Кавказские новеллы - стр. 34
Но в этот раз возвращаться в родительский дом предстояло не через Краснодар, а через Грузию, чтобы попасть в Цхинвал. Я впервые ехала в южную столицу, при этом, не раздумывая, почему я поступаю именно так.
Джоджра, повергнув всех его сограждан в шок, наказал своею властью всесильный главный прокурор республики Грузия, которому противостоял этот упрямый и принципиальный журналист. К тому времени, когда я узнала об этом, Джоджр уже вернулся домой.
В Цхинвале, в доме родственников, я взяла телефонную книгу. В его фамилии несколько особей – не много, фамилия немногочисленная. Но среди инициалов он не обнаружился, и я набрала первый же номер.
Ответил мужской голос, я сказала, кого ищу.
– Кто это? – резко спросил голос, и я, повинуясь, но не зная, как объяснить, начала:
– Я из Москвы…
– Где ты сейчас? – прервал меня голос, и я уловила его одновременно удивление и волнение.
Я назвала имя хозяина дома, и голос сказал:
– Будь там, никуда не уходи!
Я слетела вниз, чтобы объявить, что сейчас появится Джоджр, потом взлетела наверх причесать уже просохшие волосы, которые я теперь носила длинными и распущенными по плечам.
Спустя несколько минут мне прокричали снизу, что пришел гость, и кто-то прошел в гостиную рядом с комнатой, где я стояла у зеркала, раздумывая, что же за встреча сейчас будет.
Но когда я вошла в гостиную, человек быстро поднялся с дивана и из его глаз брызнул свет вмиг зажегшихся светильников!
Мой нынешний облик был ему незнаком, и он восторженно встретил мою взрослую женственность. Я искренне, совершенно по-детски, бросилась ему на шею, он так же искренно и весело рассмеялся.

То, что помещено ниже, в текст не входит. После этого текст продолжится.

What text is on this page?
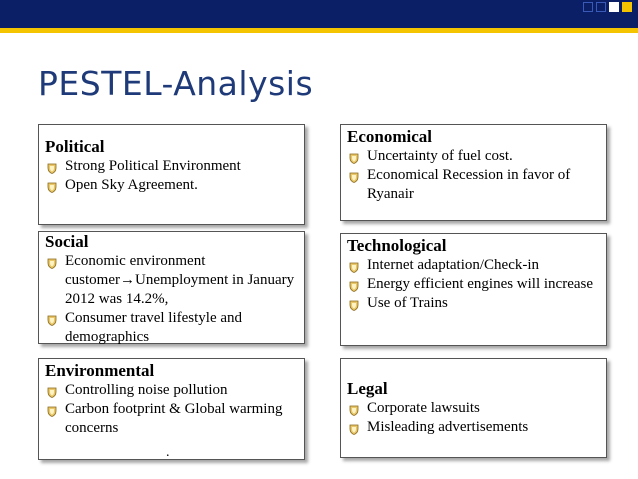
PESTEL-Analysis
Political
Strong Political Environment
Open Sky Agreement.
Economical
Uncertainty of fuel cost.
Economical Recession in favor of Ryanair
Social
Economic environment customer→Unemployment in January 2012 was 14.2%,
Consumer travel lifestyle and demographics
Technological
Internet adaptation/Check-in
Energy efficient engines will increase
Use of Trains
Environmental
Controlling noise pollution
Carbon footprint & Global warming concerns
Legal
Corporate lawsuits
Misleading advertisements
.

Снизу уже звали обоих неожиданных гостей к столу, но Джоджр шепнул мне:
– Давай сбежим!
И мы понеслись по лестнице, по дороге он прокричал извинение хозяевам. На улице нас ждала… медицинская “скорая помощь”, на которой Джоджр принёсся сюда.

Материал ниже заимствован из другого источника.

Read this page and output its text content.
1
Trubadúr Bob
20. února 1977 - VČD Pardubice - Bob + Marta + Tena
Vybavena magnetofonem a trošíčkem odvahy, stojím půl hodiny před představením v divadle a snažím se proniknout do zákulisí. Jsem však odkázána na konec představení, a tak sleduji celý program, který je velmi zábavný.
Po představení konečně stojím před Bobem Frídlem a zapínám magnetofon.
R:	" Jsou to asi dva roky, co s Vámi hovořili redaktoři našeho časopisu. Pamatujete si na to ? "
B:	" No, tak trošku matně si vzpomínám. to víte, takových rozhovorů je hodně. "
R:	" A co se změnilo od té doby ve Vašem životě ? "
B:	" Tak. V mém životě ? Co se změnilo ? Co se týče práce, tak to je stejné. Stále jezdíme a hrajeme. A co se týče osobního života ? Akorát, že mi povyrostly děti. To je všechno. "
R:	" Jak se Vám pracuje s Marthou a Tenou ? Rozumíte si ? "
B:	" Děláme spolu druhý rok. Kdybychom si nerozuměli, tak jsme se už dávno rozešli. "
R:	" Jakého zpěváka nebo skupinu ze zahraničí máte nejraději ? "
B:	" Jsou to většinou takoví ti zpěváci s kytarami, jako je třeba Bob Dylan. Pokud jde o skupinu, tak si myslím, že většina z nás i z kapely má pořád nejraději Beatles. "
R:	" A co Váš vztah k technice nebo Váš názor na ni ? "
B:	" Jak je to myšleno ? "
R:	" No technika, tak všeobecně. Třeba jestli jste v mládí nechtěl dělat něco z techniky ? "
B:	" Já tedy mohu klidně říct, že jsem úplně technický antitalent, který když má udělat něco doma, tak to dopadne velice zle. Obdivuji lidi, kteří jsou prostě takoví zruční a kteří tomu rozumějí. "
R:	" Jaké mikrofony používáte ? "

Он привез меня к какому-то особняку, схватил за руку, стремительно куда-то повел, по дороге бросил кому-то приветствие, и мы очутились в рабочей комнате с тремя письменными столами.
Оказалось, что это местный Союз писателей.

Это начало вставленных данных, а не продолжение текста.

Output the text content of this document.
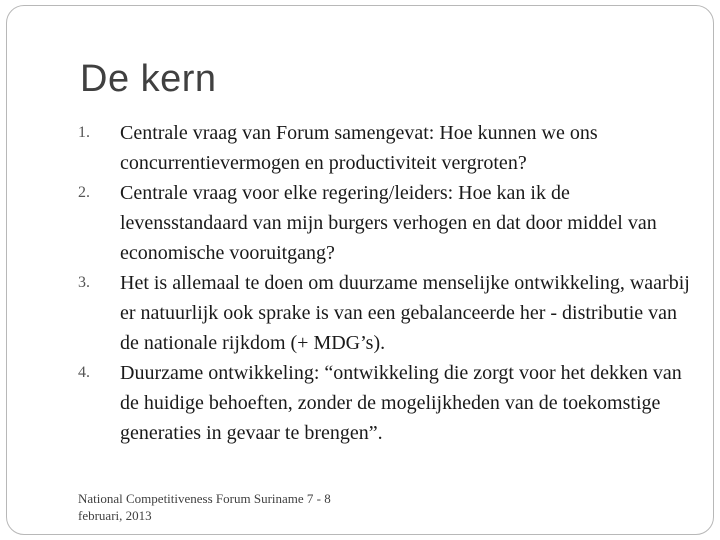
De kern
1. Centrale vraag van Forum samengevat: Hoe kunnen we ons concurrentievermogen en productiviteit vergroten?
2. Centrale vraag voor elke regering/leiders: Hoe kan ik de levensstandaard van mijn burgers verhogen en dat door middel van economische vooruitgang?
3. Het is allemaal te doen om duurzame menselijke ontwikkeling, waarbij er natuurlijk ook sprake is van een gebalanceerde her - distributie van de nationale rijkdom (+ MDG’s).
4. Duurzame ontwikkeling: “ontwikkeling die zorgt voor het dekken van de huidige behoeften, zonder de mogelijkheden van de toekomstige generaties in gevaar te brengen”.
National Competitiveness Forum Suriname 7 - 8 februari, 2013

Он сидел за своим рабочим столом и смотрел на меня, а я стояла у другого стола и забрасывала его вопросами. Тема тюрьмы раскрыта не была, он хотел забыть, а мне важно было понять – он выжил или сломался.
Он отвечал на мои вопросы, но при этом его рука тянулась внутрь стола, что-то наливала, затем подносила ко рту. Джоджр пил, пил откровенно и привычно, потягивая коньяк или что-то другое. Я не комментировала его действия.
Потом я наблюдала, как он счищает кожицу с огромного персика, который добыл непонятно где и когда, но он в его руке. Нежную обнаженную плоть персика он протягивает мне, я так и съедаю, как прошлый зверёк, прямо с его ладони.
А Джоджр вдруг говорит:
– Если бы тогда не твои глупые капризы, у нас был бы уже почти взрослый сын…
Странно, но в тот момент ни его громкая и скандальная слава, ни брошенные таким человеком слова о весне уже не имели значения, я была взрослая, с привкусом не только постоянной, глубинной печали, но и отчаяния, оттого, что мир всегда не тот, который я представляю себе.
Я приехала с простым и искренним намерением поддержать его, так как подозревала, что эта трагедия могла его сломать. Это подсказывал уже мой жизненный опыт, когда мужчины оказывались в испытаниях слабее и ломались гораздо чаще, чем женщины. И это было важнее, чем наше прошлое, в котором все было столь эфемерно, что ничего и не было.